Task Key, Type of Task (Notebook, dbt, Spark jar, Python script, Python wheel, Pipeline task, SQL), Task timeout, Retry interval, Cluster used by the task, Max retries, Depends on, Libraries, Notifications (On start, On success, On failure), Notebook File Path, Notebook Source,  Notebook Parameters, Spark Jar Main Class Name, Spark Jar Parameters, Python Script File path, Python Script Parameters, Spark Submit Parameters, Pipeline ID, Pipeline Full Refresh, Python Wheel Package Name, Python Wheel Entry Point, Python Wheel Parameters, SQL Warehouse, SQL Query ID, SQL Dashboard ID, SQL Alert ID, Dbt Project Directory, Dbt Profiles Directory, Dbt warehouse, Dbt catalog, Dbt schema, Dbt commands



Relationships between objects

By default, the harvested metadata includes catalog pages for the following resource types. Each catalog page has a relationship to the other related resource types.

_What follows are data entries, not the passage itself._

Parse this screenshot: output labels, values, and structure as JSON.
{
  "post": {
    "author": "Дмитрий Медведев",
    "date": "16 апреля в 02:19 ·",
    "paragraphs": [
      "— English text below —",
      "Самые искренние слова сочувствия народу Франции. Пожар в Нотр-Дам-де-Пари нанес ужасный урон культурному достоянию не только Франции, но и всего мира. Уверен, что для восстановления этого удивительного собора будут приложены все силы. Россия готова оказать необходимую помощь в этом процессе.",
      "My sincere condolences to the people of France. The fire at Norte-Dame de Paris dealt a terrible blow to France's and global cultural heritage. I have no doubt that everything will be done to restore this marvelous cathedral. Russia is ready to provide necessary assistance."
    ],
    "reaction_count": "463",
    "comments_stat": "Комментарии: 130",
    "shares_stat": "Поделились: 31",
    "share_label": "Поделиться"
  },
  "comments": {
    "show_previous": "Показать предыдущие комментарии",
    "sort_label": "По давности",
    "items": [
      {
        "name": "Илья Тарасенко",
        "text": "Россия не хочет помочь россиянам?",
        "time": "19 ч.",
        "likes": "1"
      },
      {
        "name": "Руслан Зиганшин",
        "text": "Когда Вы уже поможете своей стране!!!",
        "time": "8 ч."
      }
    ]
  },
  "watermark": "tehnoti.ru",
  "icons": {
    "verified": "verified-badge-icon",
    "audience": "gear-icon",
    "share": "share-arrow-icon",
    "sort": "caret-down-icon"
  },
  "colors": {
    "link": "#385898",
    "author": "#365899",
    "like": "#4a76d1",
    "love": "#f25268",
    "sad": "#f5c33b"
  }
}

If the metadata presentation for this data source has been customized with the help of the data.world Solutions team, you may see other resource pages and relationships.

Table 3.

Relationship page

Relationship

Table

  • Columns contained in Table

Schema

  • Database that contains Schema

  • Table that is part of Schema

Database

  • Schema contained in Database

Columns

  • Table containing Column

Job

  • Clusters used by tasks in Job

  • Tasks contained within Job

Cluster

  • Cluster Tag referenced by Cluster

  • Cluster contained in job

  • Task using Cluster

Task

  • Job containing Task

  • Cluster used by Task

  • Tasks depending on Task

Notebook

  • Folder containing Notebook

  • Task sourcing data from Notebook

Folder

  • Folders contained in Folder

  • Notebooks contained in Folder

Job Tag

  • Jobs containing Job Tag

Cluster Tag

  • Clusters containing Cluster Tag



Lineage for Databricks

The following lineage information is collected by the Databricks collector.

Table 4.

Object

Lineage available

Column in view

The collector identifies the associated column in an upstream view or table for both Hive metastore and Unity Catalog:

  • Where the data is sourced from

  • That sort the rows via ORDER BY

  • That filter the rows via WHERE/HAVING

  • That aggregate the rows via GROUP BY

Notebook

Tasks that reference Notebook. (Only if Databricks Unity Catalog is enabled).

Table

The collector identifies the upstream and downstream tables along with the intermediate Job. (Only if Databricks Unity Catalog is enabled).